Apoptosis in androgen-independent mouse mammary tumor cells induced by 5-fluorodeoxyuridine but not by androgen withdrawal.

Androgen-dependent tumors eventually progress to independent tumors after androgen withdrawal. Androgen-dependent SC 115 cells could not grow in serum free culture without testosterone. Androgen-independent CS 2 cells, however, could grow whether androgen was present in the media or not. Based upon the temporal sequence of DNA fragmentation, morphological changes and loss of cell viability, androgen withdrawal did not induce the programmed cell death (apoptosis) of CS 2 cells in serum free culture. However, CS 2 cells as well as SC 115 cells retained the ability to undergo apoptosis with 5-fluorodeoxyuridine (FUdR) treatment. Northern blot analysis was used to identify a series of genes and whether the expressions of these per cell changed during apoptotic pathway (i.e. testosterone repressed prostatic message-2; TRPM-2, transforming growth factor-beta 1; TGF-beta 1, glucose regulated 78 kilodalton protein; GRP-78). Although the expression of these genes was increased in SC 115 cells after androgen depletion, none of the genes were induced by androgen withdrawal in CS 2 cells.
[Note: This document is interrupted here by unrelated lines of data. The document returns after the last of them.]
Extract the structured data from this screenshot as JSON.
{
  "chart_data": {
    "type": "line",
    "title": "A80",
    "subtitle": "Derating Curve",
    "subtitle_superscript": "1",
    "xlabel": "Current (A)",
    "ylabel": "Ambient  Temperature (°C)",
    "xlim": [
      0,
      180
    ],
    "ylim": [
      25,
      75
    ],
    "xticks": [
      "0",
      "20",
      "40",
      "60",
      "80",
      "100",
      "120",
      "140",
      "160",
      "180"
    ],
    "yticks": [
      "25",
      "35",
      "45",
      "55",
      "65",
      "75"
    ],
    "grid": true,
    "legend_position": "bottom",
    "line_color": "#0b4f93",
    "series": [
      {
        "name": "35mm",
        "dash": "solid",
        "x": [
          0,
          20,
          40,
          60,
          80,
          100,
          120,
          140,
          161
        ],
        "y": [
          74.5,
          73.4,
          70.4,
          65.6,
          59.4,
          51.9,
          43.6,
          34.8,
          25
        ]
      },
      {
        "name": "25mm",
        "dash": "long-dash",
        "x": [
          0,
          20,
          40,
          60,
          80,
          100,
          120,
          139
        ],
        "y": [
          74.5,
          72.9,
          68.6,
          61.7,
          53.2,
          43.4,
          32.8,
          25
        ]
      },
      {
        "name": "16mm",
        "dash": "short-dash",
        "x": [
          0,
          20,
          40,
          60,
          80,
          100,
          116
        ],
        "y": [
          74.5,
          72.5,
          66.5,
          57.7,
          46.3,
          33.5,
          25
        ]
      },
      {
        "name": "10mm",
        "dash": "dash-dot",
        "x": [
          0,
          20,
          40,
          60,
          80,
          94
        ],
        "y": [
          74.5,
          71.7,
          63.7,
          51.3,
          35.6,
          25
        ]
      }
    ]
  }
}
During the apoptotic process induced by FUdR, mRNA expression of these genes was increased in CS 2 cells as well as in SC 115 cells. These results demonstrate that androgen-independent CS 2 cells do not undergo apoptosis induced by androgen withdrawal, but retain the ability to undergo apoptosis by FUdR. The apoptotic pathway is same whether the cells are androgen-dependent or independent.